As a digital classical music purist and enthusiast, your general approach to your digital music collection will likely be: leave it alone, don't mess with it, don't muck it about, get it pure and leave it that way! Something along those lines, anyway. Sadly, real life has a nasty habit of intervening: your CD rip sounds a bit quiet for your tastes, perhaps? Maybe you want to take a small sample of your collection on a car or plane trip, so huge, hunking FLAC files might not be entirely appropriate? Having just ripped a 4 hour opera, how can you spot if there are any rip errors without having to physically listen to it all? And so on: these and similar considerations mean that, sometimes, you will need to rely on Semplice's ability to 'tweak' or 'fiddle' with your audio files and its related abilities to analyse your files for obvious flaws.

Thus, Semplice Version 2 has three basic audio processing functions:

The ability to apply a non-distorting volume boost to an audio signal
The ability to convert between different audio codecs (e.g., FLAC to MP3)
The ability to analyse a collection of FLACs and display the results as a spectrum analysis graph, for visual checking of the characteristics of the music signal they contain

I'll cover each of these functions in turn, as separate articles, with links at the bottom of this page.

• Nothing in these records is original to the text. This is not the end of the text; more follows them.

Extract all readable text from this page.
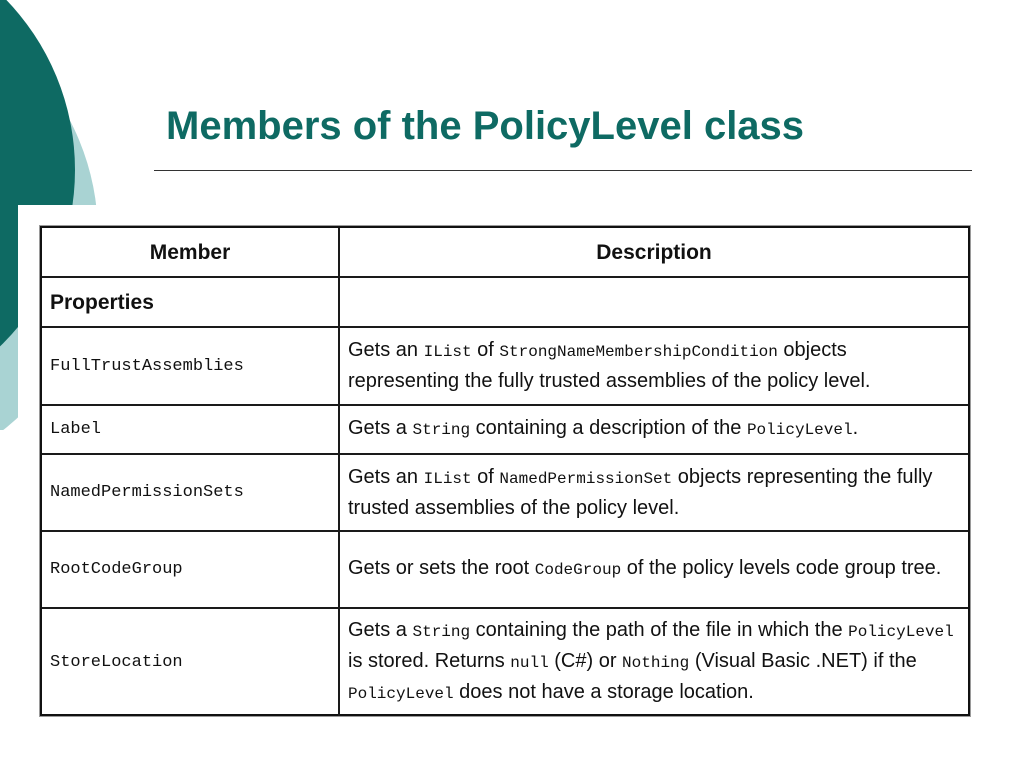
Members of the PolicyLevel class
Member	Description
Properties	
FullTrustAssemblies	Gets an IList of StrongNameMembershipCondition objects representing the fully trusted assemblies of the policy level.
Label	Gets a String containing a description of the PolicyLevel.
NamedPermissionSets	Gets an IList of NamedPermissionSet objects representing the fully trusted assemblies of the policy level.
RootCodeGroup	Gets or sets the root CodeGroup of the policy levels code group tree.
StoreLocation	Gets a String containing the path of the file in which the PolicyLevel is stored. Returns null (C#) or Nothing (Visual Basic .NET) if the PolicyLevel does not have a storage location.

Before we get to that point, however, I think it wise to set out some preliminary information that underpins everything discussed in these sections of the Semplice user manual.

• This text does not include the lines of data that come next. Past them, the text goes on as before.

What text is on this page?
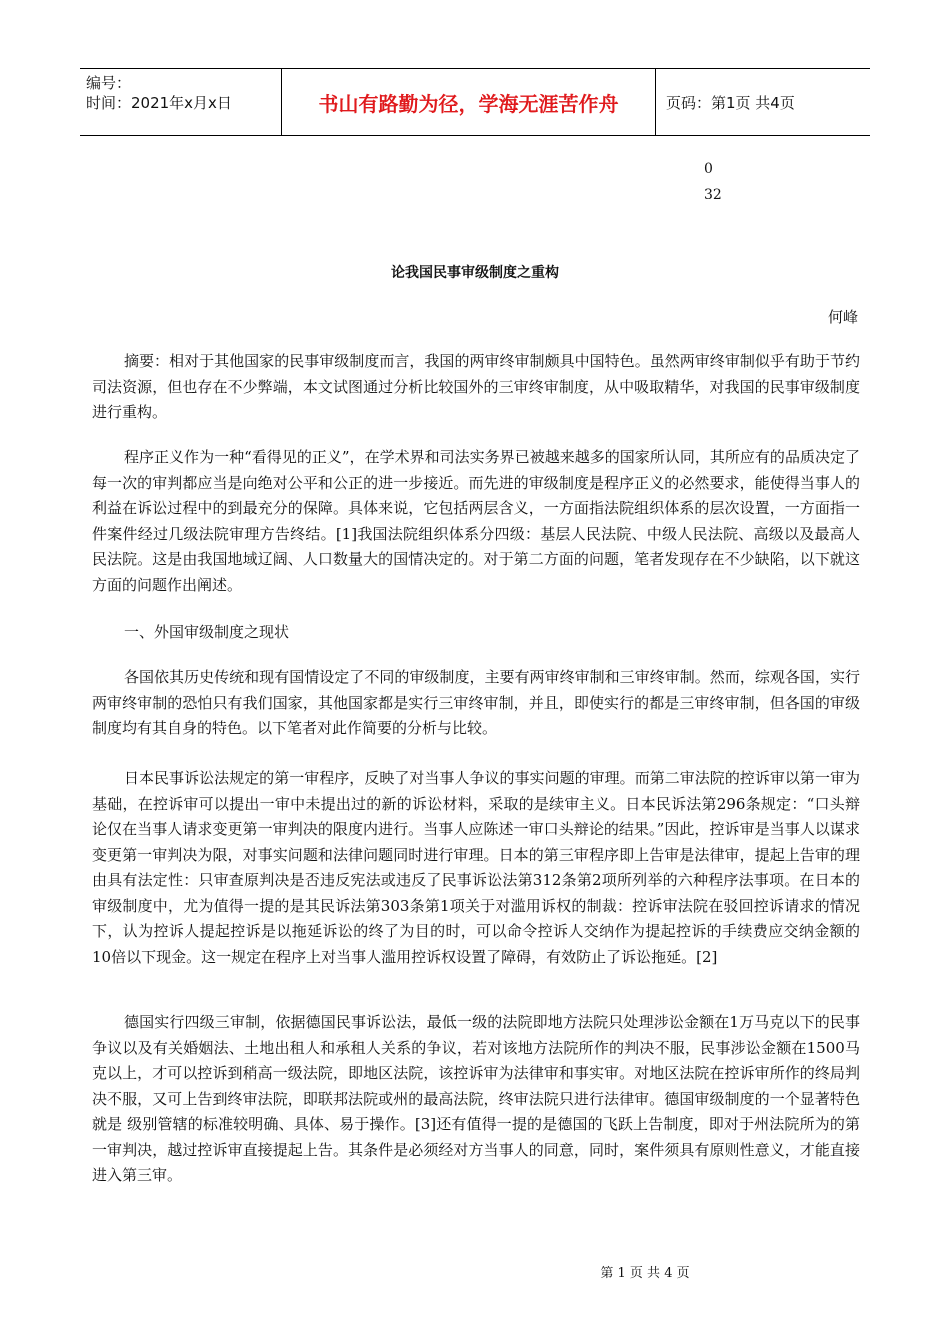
编号：
时间：2021年x月x日	书山有路勤为径，学海无涯苦作舟	页码：第1页 共4页
0
32
论我国民事审级制度之重构
何峰

摘要：相对于其他国家的民事审级制度而言，我国的两审终审制颇具中国特色。虽然两审终审制似乎有助于节约司法资源，但也存在不少弊端，本文试图通过分析比较国外的三审终审制度，从中吸取精华，对我国的民事审级制度进行重构。

程序正义作为一种“看得见的正义”，在学术界和司法实务界已被越来越多的国家所认同，其所应有的品质决定了每一次的审判都应当是向绝对公平和公正的进一步接近。而先进的审级制度是程序正义的必然要求，能使得当事人的利益在诉讼过程中的到最充分的保障。具体来说，它包括两层含义，一方面指法院组织体系的层次设置，一方面指一件案件经过几级法院审理方告终结。[1]我国法院组织体系分四级：基层人民法院、中级人民法院、高级以及最高人民法院。这是由我国地域辽阔、人口数量大的国情决定的。对于第二方面的问题，笔者发现存在不少缺陷，以下就这方面的问题作出阐述。

一、外国审级制度之现状

各国依其历史传统和现有国情设定了不同的审级制度，主要有两审终审制和三审终审制。然而，综观各国，实行两审终审制的恐怕只有我们国家，其他国家都是实行三审终审制，并且，即使实行的都是三审终审制，但各国的审级制度均有其自身的特色。以下笔者对此作简要的分析与比较。

日本民事诉讼法规定的第一审程序，反映了对当事人争议的事实问题的审理。而第二审法院的控诉审以第一审为基础，在控诉审可以提出一审中未提出过的新的诉讼材料，采取的是续审主义。日本民诉法第296条规定：“口头辩论仅在当事人请求变更第一审判决的限度内进行。当事人应陈述一审口头辩论的结果。”因此，控诉审是当事人以谋求变更第一审判决为限，对事实问题和法律问题同时进行审理。日本的第三审程序即上告审是法律审，提起上告审的理由具有法定性：只审查原判决是否违反宪法或违反了民事诉讼法第312条第2项所列举的六种程序法事项。在日本的审级制度中，尤为值得一提的是其民诉法第303条第1项关于对滥用诉权的制裁：控诉审法院在驳回控诉请求的情况下，认为控诉人提起控诉是以拖延诉讼的终了为目的时，可以命令控诉人交纳作为提起控诉的手续费应交纳金额的10倍以下现金。这一规定在程序上对当事人滥用控诉权设置了障碍，有效防止了诉讼拖延。[2]

德国实行四级三审制，依据德国民事诉讼法，最低一级的法院即地方法院只处理涉讼金额在1万马克以下的民事争议以及有关婚姻法、土地出租人和承租人关系的争议，若对该地方法院所作的判决不服，民事涉讼金额在1500马克以上，才可以控诉到稍高一级法院，即地区法院，该控诉审为法律审和事实审。对地区法院在控诉审所作的终局判决不服，又可上告到终审法院，即联邦法院或州的最高法院，终审法院只进行法律审。德国审级制度的一个显著特色就是 级别管辖的标准较明确、具体、易于操作。[3]还有值得一提的是德国的飞跃上告制度，即对于州法院所为的第一审判决，越过控诉审直接提起上告。其条件是必须经对方当事人的同意，同时，案件须具有原则性意义，才能直接进入第三审。

第 1 页 共 4 页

Firstly, let's just get some 'audio basics' terminology under our belts, as follows:

Sound volumes are measured in "decibels", abbreviated to dB
Decibels are measured on a logarithmic scale, so that a sound that is 10dB louder than another has 10 times more 'sound pressure' than it; but an increase of 20dB implies an increase of sound pressure of 100 times
Boosting volume by "a mere 10dB" is a big deal, basically
In audio circles, sound is sort-of measured 'backwards', so that a 0dB signal is considered to be the loudest non-distorting volume an audio signal can be and something that's -5dB from that would be considered relatively more quiet. Something -15dB might be practically inaudible unless you crank your amplifier's volume knob all the way to 11

Next, we need to be clear about some digital music format terminology:

A "codec" is an algorithm that encodes and decodes a digital audio signal into something the human ear can understand
Good audio codecs aim to represent the source audio signal with high fidelity and the least data
Lossless codecs preserve all the data in the source audio signal with perfect fidelity
Lossy codecs chuck some of the audio signal away in order to achieve significantly smaller file sizes. They hope and intend that the data they dispose of is practically inaudible to most ears: for example, most humans have difficulty hearing frequencies higher than 16,000 waves per second (Hertz, or Hz), so if the audio signal contains a violin screeching at 18,000Hz, you could dispose of the top 2,000Hz of that signal and no-one is likely to notice, at least in theory. Another example is that if a harp string is plucked at the same time as a bass drum goes 'boom', it's unlikely the harp pluck would be audible to most listeners: so it could be disposed of and no-one would be the wiser. Different codecs develop different 'psychoacoustic models' in order to work out what can and can't be thrown away: some are better than others -and even the best can't be guaranteed to work the way your ears and brain do. What they toss away thinking you won't notice... you might notice!
It is always possible to convert a lossless codec into another lossless codec without damaging the audio signal: the entire signal was there at the start and will be there at the end
Converting a lossy codec to another lossy codec is possible, in the sense that most software permits it to happen; but turning a signal in which some data has been lost already into another signal in which more data is disposed of merely results in a final audio signal in which a lot of audio data has been lost. The results are likely to be ghastly, therefore.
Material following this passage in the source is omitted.